Чуть-чуть, ещё чуть-чуть погрузить остаток тела в воду, верхушку айсберга в виде носа потопить, умереть, уснуть в уютной неге убаюкивающей воды, и в уши, мерно-гулкая она, неспешную поёт органную прелюдию… Закрой глаза, представь Олимп иль беловласые вершины на тебя смотрящие, забудь о грязной ванной с ржой, упрямо колосcящей – ты гигант, ты скоро выйдешь на простор, Богам в погибель, смерти вопреки… Но только мирно пропусти, смываемого унитаза грохот, гулкий шум, соседа сверху ты прости, и потерпи чуть-чуть, ещё чуть-чуть.

…Позволить себе лежать в ванне с утра – истинная роскошь. Тогда, когда мы должны напрягать все силы и приводить разум и тело в рабочее состояние, разнеживание в тёплой воде – удел самых сильных мира сего. Собраться и вершить великие дела, как всегда. Кстати о роскоши, Ритц придумал для своего отеля – чтобы ни на секунду не подниматься из глубин шика – он сам ложился в ванны и смотрел, какие виды открываются оттуда…

Он открыл глаза и осмотрел ванную комнату, вернее, ванный закуток.

– Да уж! – подумал он. – Таким видам не по-за-виду-ешь. О, вот и каламбур.

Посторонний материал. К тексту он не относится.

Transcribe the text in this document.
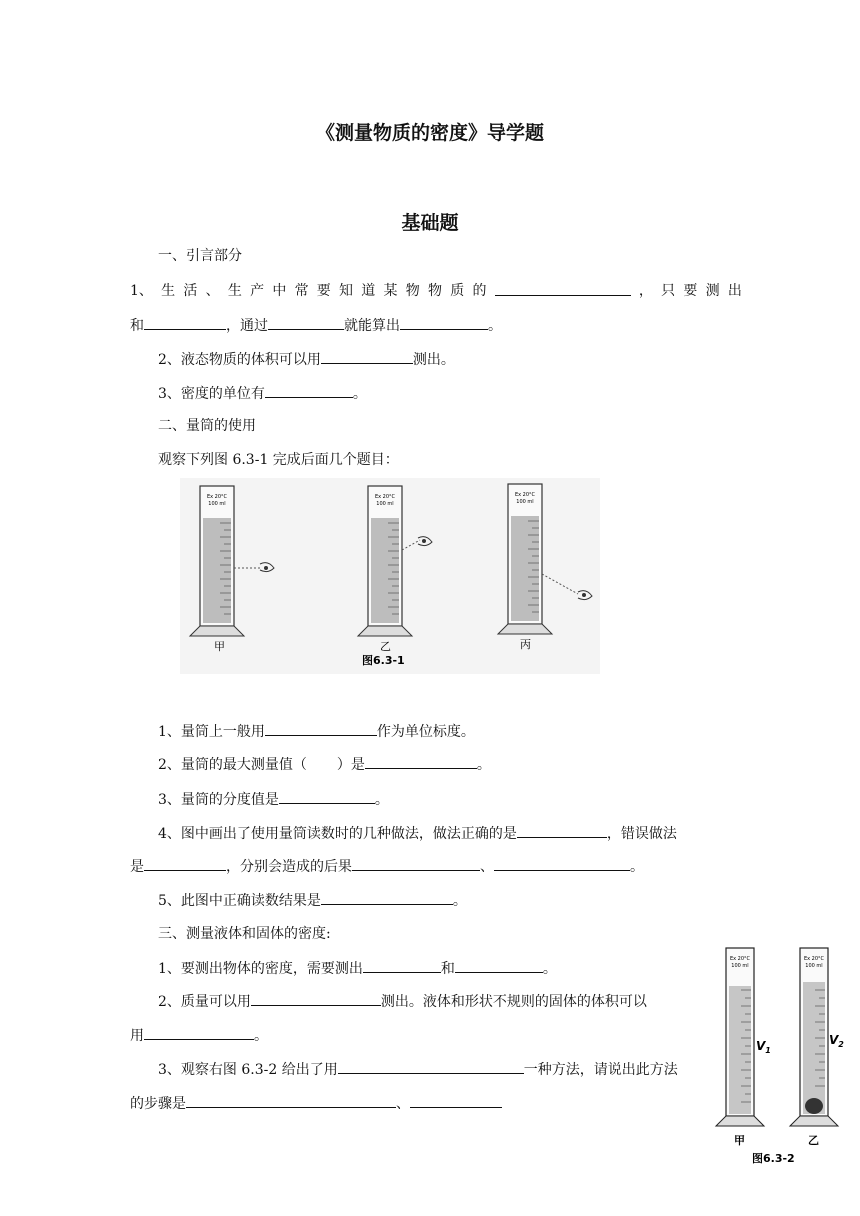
《测量物质的密度》导学题
基础题
一、引言部分
1、 生 活 、 生 产 中 常 要 知 道 某 物 物 质 的	， 只 要 测 出
和	，通过	就能算出	。
2、液态物质的体积可以用	测出。
3、密度的单位有	。
二、量筒的使用
观察下列图 6.3-1 完成后面几个题目：
Ex 20°C
100 ml
甲
Ex 20°C
100 ml
乙
Ex 20°C
100 ml
丙
图6.3-1
1、量筒上一般用	作为单位标度。
2、量筒的最大测量值（ ）是	。
3、量筒的分度值是	。
4、图中画出了使用量筒读数时的几种做法，做法正确的是	，错误做法
是	，分别会造成的后果	、	。
5、此图中正确读数结果是	。
三、测量液体和固体的密度:
1、要测出物体的密度，需要测出	和	。
2、质量可以用	测出。液体和形状不规则的固体的体积可以
用	。
3、观察右图 6.3-2 给出了用	一种方法，请说出此方法
的步骤是	、
Ex 20°C
100 ml
$V_1$
甲
Ex 20°C
100 ml
$V_2$
乙
图6.3-2
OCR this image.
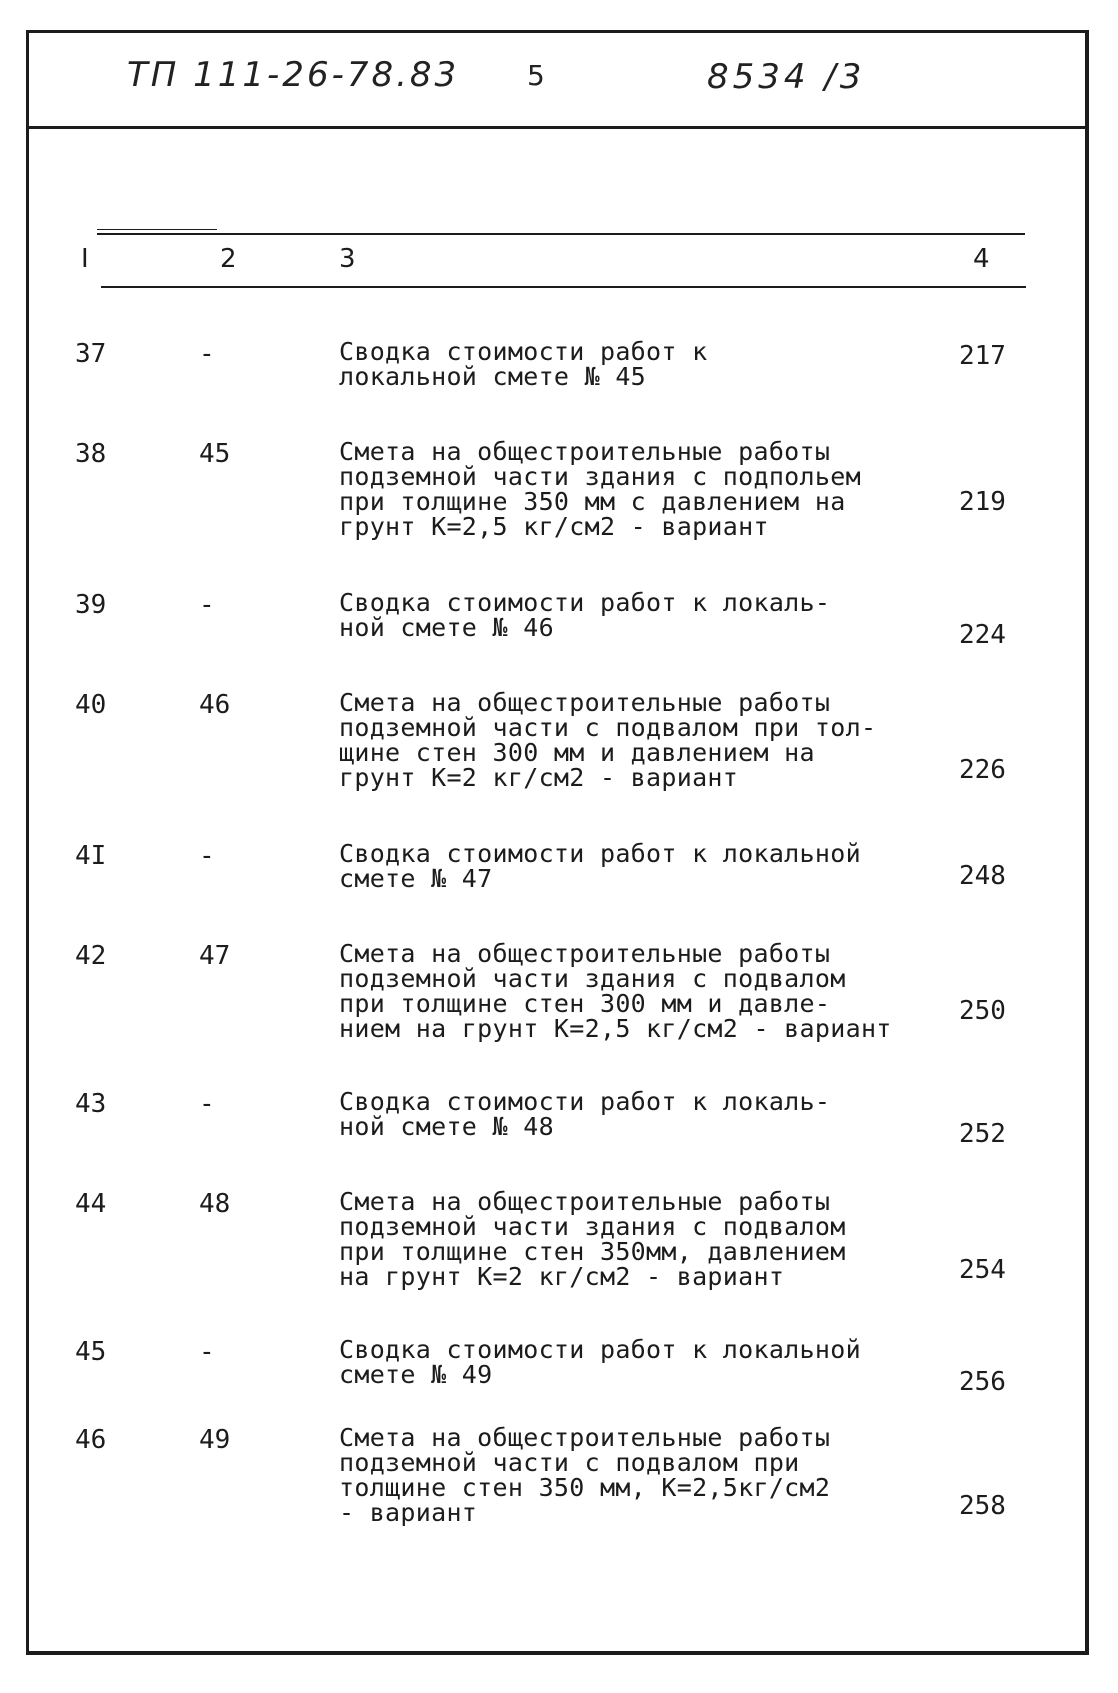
ТП 111-26-78.83 5	8534 /3
I	2	3	4
37	-	Сводка стоимости работ к
локальной смете № 45
217
38	45	Смета на общестроительные работы
подземной части здания с подпольем
при толщине 350 мм с давлением на
грунт К=2,5 кг/см2 - вариант
219
39	-	Сводка стоимости работ к локаль-
ной смете № 46	224
40	46	Смета на общестроительные работы
подземной части с подвалом при тол-
щине стен 300 мм и давлением на
грунт К=2 кг/см2 - вариант	226
4I	-	Сводка стоимости работ к локальной
смете № 47	248
42	47	Смета на общестроительные работы
подземной части здания с подвалом
при толщине стен 300 мм и давле-
нием на грунт К=2,5 кг/см2 - вариант
250
43	-	Сводка стоимости работ к локаль-
ной смете № 48	252
44	48	Смета на общестроительные работы
подземной части здания с подвалом
при толщине стен 350мм, давлением
на грунт К=2 кг/см2 - вариант	254
45	-	Сводка стоимости работ к локальной
смете № 49	256
46	49	Смета на общестроительные работы
подземной части с подвалом при
толщине стен 350 мм, К=2,5кг/см2
- вариант	258
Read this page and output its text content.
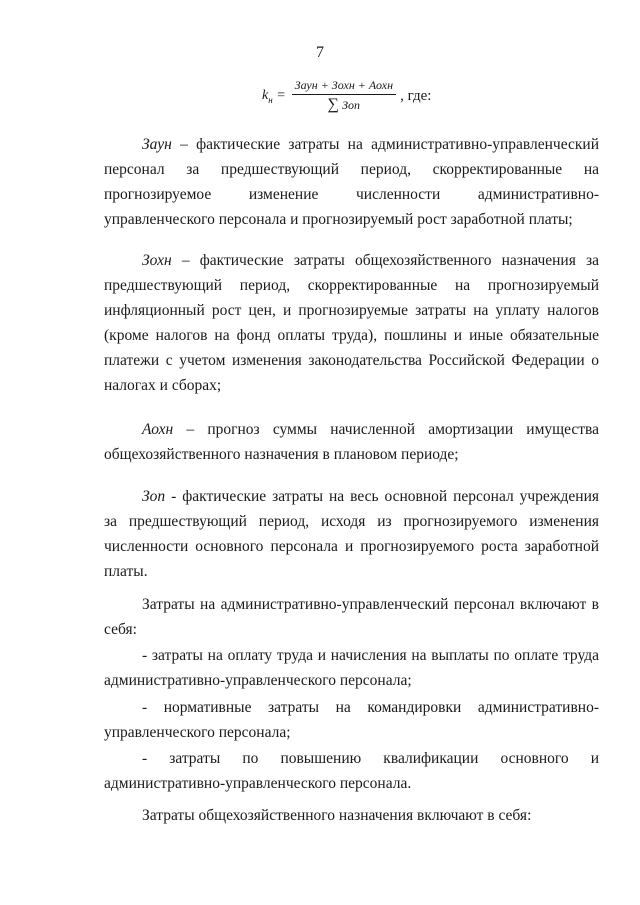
7
$k_н = \frac{\text{Заун + Зохн + Аохн}}{\text{∑ Зоп}}$ , где:

Заун – фактические затраты на административно-управленческий персонал за предшествующий период, скорректированные на прогнозируемое изменение численности административно-управленческого персонала и прогнозируемый рост заработной платы;

Зохн – фактические затраты общехозяйственного назначения за предшествующий период, скорректированные на прогнозируемый инфляционный рост цен, и прогнозируемые затраты на уплату налогов (кроме налогов на фонд оплаты труда), пошлины и иные обязательные платежи с учетом изменения законодательства Российской Федерации о налогах и сборах;

Аохн – прогноз суммы начисленной амортизации имущества общехозяйственного назначения в плановом периоде;

Зоп - фактические затраты на весь основной персонал учреждения за предшествующий период, исходя из прогнозируемого изменения численности основного персонала и прогнозируемого роста заработной платы.

Затраты на административно-управленческий персонал включают в себя:

- затраты на оплату труда и начисления на выплаты по оплате труда административно-управленческого персонала;

- нормативные затраты на командировки административно-управленческого персонала;

- затраты по повышению квалификации основного и административно-управленческого персонала.

Затраты общехозяйственного назначения включают в себя:
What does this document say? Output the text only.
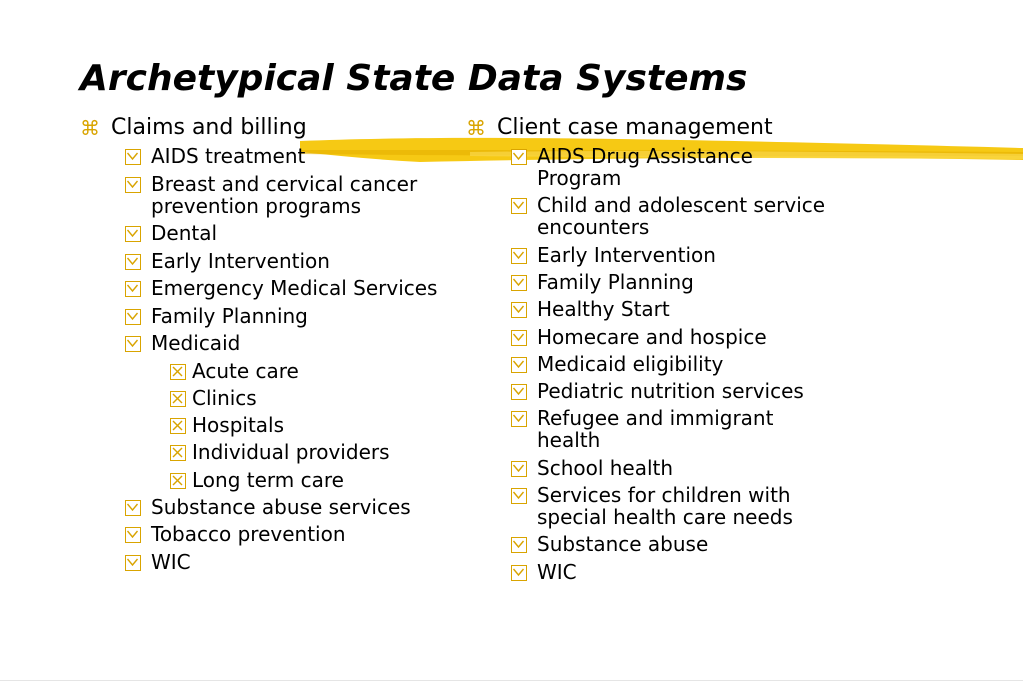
Archetypical State Data Systems
⌘ Claims and billing
AIDS treatment
Breast and cervical cancer
prevention programs
Dental
Early Intervention
Emergency Medical Services
Family Planning
Medicaid
Acute care
Clinics
Hospitals
Individual providers
Long term care
Substance abuse services
Tobacco prevention
WIC
⌘ Client case management
AIDS Drug Assistance
Program
Child and adolescent service
encounters
Early Intervention
Family Planning
Healthy Start
Homecare and hospice
Medicaid eligibility
Pediatric nutrition services
Refugee and immigrant
health
School health
Services for children with
special health care needs
Substance abuse
WIC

Он улыбнулся немного, но его порыв веселости сразу прошёл, подняв едкую пыль раздражения. Он встал из ванны, и спустил воду, принял быстрый душ, который действовал уже не так освежающе на слегка разбухшее тело. Закончив, он долго стоял над раковиной и смотрел туда, где должно было быть его отражение в затянутом белёсой влагой зеркале. Почему-то ему не хотелось совершать вульгарные действия у себя во рту зубной щеткой и умываться вообще, но он заставил себя. Он провёл рукой по подбородку – хотел выяснить, бриться ему или нет, – непонятно; взял полотенце, и вытер им зеркало. Недолго, пока стекло покрывалось мокрой пленкой, он видел себя. Забыв про щетину, он медленно протянул руку к флакону с туалетной водой, которая стояла за спинами других, будничных бутылочек с ароматами. Аккуратно, не разбив, но, растолкав их, он его достал и стал пространно смотреть на него – вспоминая, как этот аромат передарил ему старый приятель, он сказал, что такой мощный запах можжевельника ему очень нравится, но не подходит… Он говорил, что это аромат охоты, запах дичи и особой, чисто мужской, стати. Потом как-то раз он готовил медвежатину с можжевеловым соусом… «Было время – подумал он, – когда мы собирались вместе ходить на охоту…» Он закрыл глаза и распылил туалетную воду прямо на лицо, уткнувшись в мощный аромат, которым наслаждался.